Cheverny, o castelo que inspirou Moulinsart
Hergé nunca pisou em Cheverny. Ele descobriu este castelo do século XVII em uma fotografia, retirou mentalmente as duas alas laterais e criou a residência do Capitão Haddock. Desde então, gerações de leitores de Tintin desembarcam nesta vila do departamento de Loir-et-Cher com um curioso sentimento de déjà-vu. A fachada de pedra branca, a simetria perfeita e os telhados de ardósia cinza estão todos lá, faltando apenas os xingamentos do marinheiro.
Uma parada perfeita em um roteiro pelo Vale do Loire
Este pequeno burgo na região de Sologne atende perfeitamente aos viajantes que preferem a intimidade às filas de Chambord. O castelo de Cheverny é o mais ricamente mobiliado do Vale do Loire e o único habitado pela mesma família há seis séculos. Os interiores ainda transmitem a atmosfera do cotidiano de uma residência aristocrática.

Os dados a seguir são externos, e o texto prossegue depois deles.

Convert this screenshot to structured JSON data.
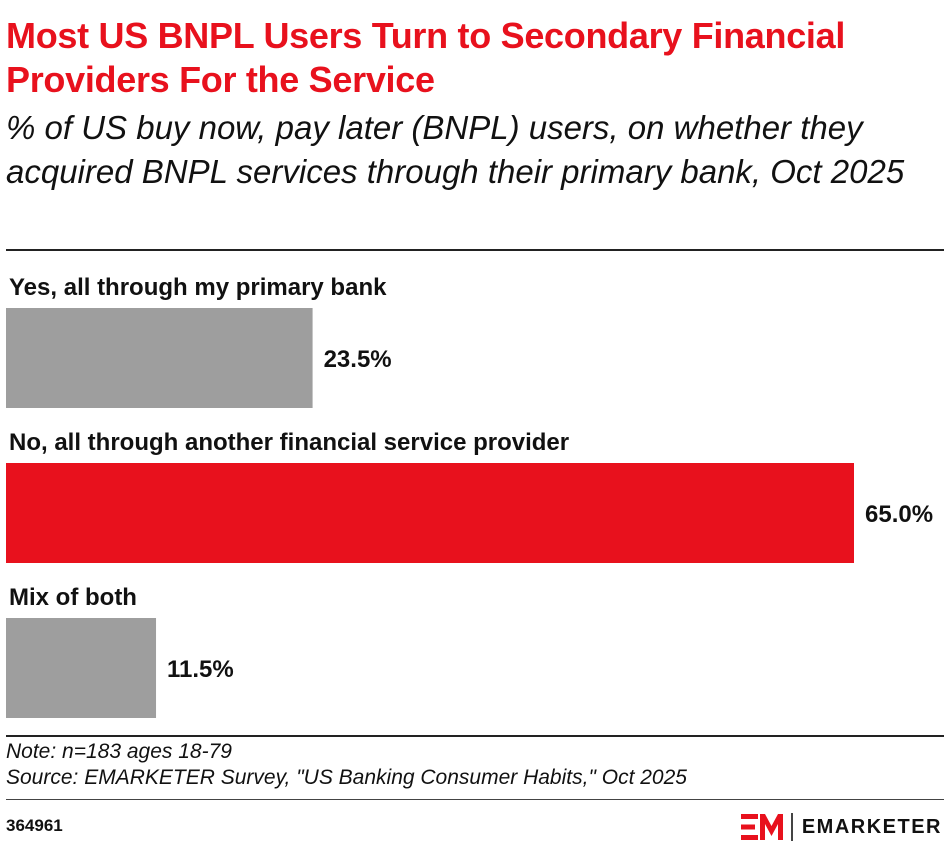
{
  "header": {
    "title": "Most US BNPL Users Turn to Secondary Financial Providers For the Service",
    "subtitle": "% of US buy now, pay later (BNPL) users, on whether they acquired BNPL services through their primary bank, Oct 2025"
  },
  "chart_data": {
    "type": "bar",
    "orientation": "horizontal",
    "categories": [
      "Yes, all through my primary bank",
      "No, all through another financial service provider",
      "Mix of both"
    ],
    "values": [
      23.5,
      65.0,
      11.5
    ],
    "value_labels": [
      "23.5%",
      "65.0%",
      "11.5%"
    ],
    "highlight_index": 1,
    "colors": {
      "default": "#9e9e9e",
      "highlight": "#e8111d"
    },
    "xlim": [
      0,
      65
    ],
    "grid": false,
    "legend": "none"
  },
  "footer": {
    "note": "Note: n=183 ages 18-79",
    "source": "Source: EMARKETER Survey, \"US Banking Consumer Habits,\" Oct 2025",
    "chart_id": "364961",
    "brand_name": "EMARKETER",
    "brand_icon": "em-logo-icon",
    "brand_color": "#e8111d"
  }
}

Para quem viaja com crianças, a exposição Os Segredos de Moulinsart agrada bastante, enquanto a matilha de cães de caça reunida no canil fascina os adultos. Cheverny atrai menos quem busca agito urbano ou vida noturna intensa. O vilarejo é calmo e o comércio fecha cedo. Trata-se de um destino excelente para um bate-volta ou como base para explorar os arredores.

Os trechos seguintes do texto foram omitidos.